Arriving at the age of 80, so suddenly after being born, I recognize very clearly that I am slowing to a jog if not quite yet a hobble. Not long ago I attended a squash exhibition at the Georgetown Club and it was wonderful to see the extraordinary speed and lightning reflexes of players like Christopher Gordon, No 2 player in the US, and our own champions Nicolette Fernandes and Alex Arjoon.
It brought back memories of my old days at the club when one could get around the court not with the proficiency of these champions but still pretty quick and agile and how good it felt to test one’s body to the limit. The good tiredness and muscle ache at the end of play was always welcome.
Such days are long gone of course. Yet one should beware of slowing to ahalt. My old Welsh friend and very fine poet John Barnie issued the right warning in his lovely poem The Sun Is Shining:
The Sun Is Shining
Get the old men up,
no sleeping in chairs, out
to the bluebell wood
and the thin shimmer of its
scent; get them up, no
shuffling in slippers to the
kitchen to glance at the clock;
get them up, the buzzard
in a deft swoop grapples
the rabbit; life never is past
tense (the photograph
album is memory’s arthritis);
get them up.
At 80 there are a number of tasks to be undertaken.

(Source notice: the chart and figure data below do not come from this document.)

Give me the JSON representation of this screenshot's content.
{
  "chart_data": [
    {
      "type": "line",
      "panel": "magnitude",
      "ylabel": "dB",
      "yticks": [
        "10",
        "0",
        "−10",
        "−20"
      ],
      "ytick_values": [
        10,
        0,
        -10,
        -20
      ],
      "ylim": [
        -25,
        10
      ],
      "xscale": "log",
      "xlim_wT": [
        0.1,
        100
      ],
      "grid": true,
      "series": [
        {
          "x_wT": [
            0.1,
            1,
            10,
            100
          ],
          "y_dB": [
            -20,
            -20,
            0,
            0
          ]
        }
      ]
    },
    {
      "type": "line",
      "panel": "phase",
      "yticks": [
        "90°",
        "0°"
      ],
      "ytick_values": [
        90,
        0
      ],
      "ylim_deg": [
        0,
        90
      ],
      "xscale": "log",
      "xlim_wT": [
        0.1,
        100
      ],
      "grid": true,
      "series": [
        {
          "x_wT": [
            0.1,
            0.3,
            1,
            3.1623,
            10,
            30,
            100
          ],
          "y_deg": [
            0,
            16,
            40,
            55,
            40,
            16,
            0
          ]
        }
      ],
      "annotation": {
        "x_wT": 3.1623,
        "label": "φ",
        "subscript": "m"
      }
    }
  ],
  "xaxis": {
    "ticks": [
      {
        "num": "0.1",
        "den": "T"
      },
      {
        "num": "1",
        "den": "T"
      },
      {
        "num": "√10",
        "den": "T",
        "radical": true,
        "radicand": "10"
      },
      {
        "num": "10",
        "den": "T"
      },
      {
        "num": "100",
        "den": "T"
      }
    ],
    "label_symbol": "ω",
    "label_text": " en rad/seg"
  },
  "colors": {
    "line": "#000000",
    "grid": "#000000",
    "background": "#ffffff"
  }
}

One I have recently tackled is the clearing up and re-organisation of my study/library. I have been procrastinating in this regard since the Great Flood of 2005 sent water waist deep in the room and books and papers and files had to be rescued from lower shelves and bundled any old way in high nooks and crannies. The archives of my life were scattered into chaos. Treasured books and records became untraceable. The place became an Augean stable.
Soon I was using this once well-ordered library as a dumping ground. I retreated to my small and beautiful studiolo upstairs overlooking my wife’s garden and gradually gathered around me a new and more intimate collection of books and writing material and memorabilia. It is where I like to sit and think and read and write and the hours there pass in great contentment.
But lately I found a new resolve and have applied myself to the task of sorting out the jumble in the old, neglected library/study. In this I have been guided by the basic rule which I set down in my poem Zeroic:
Zeroic
Still alive
at seventy-five?
Do not wait
eliminate
put an end
to ever more.
Lovely thought
nothing sought
no excuse
reduce, reduce
life’s store
to the core
how you came
leave the same
the enemy is clutter.
Every day
throw away
aim to be
completely free.
Simplify
to zero.
It was a testing but satisfying exercise. Having carefully gone through the piles and piles of old magazines and papers and files, I threw away a great mess of stuff that I judged for better or worse were not worth keeping or donating.
I kept anything I even half-considered might be interesting historically or from a family perspective. A massive clean-out was still involved. Space and orderliness returned. The room was filled with light again. Dust settling from the musty air was swept away.
I have preserved what I believe may be important as sources of interest and historical value to those who come after me. For the record – and for scholars who may be interested to note – my remaining archive of material contains my own papers and manuscripts but also, very importantly, correspondence and papers to do with A J Seymour and originals of his many publications and copies of the more than 500 poems he wrote; a full set of Kyk-Over-Al since the first issue in 1945 and numerous files concerning this seminal magazine which I edited from 1984; and correspondence and papers in relation to my old friend and our great national poet Martin Carter.
I am dispersing my great library of books. It is time. I am gifting them to schools and community libraries as far and wide as possible. I hope with good cause, I see in my mind’s eye here and there a young boy or girl set aside his or her computer, pick up one of my beloved books and enter a world of dreams and treasure. I am keeping only books about Guyana and the West Indies or written by Guyanese and West Indians.
And I am keeping also all my books of poetry, perhaps a thousand in number by now. These I will keep as long as I last. I cannot imagine them not being there, shining in their special shelves.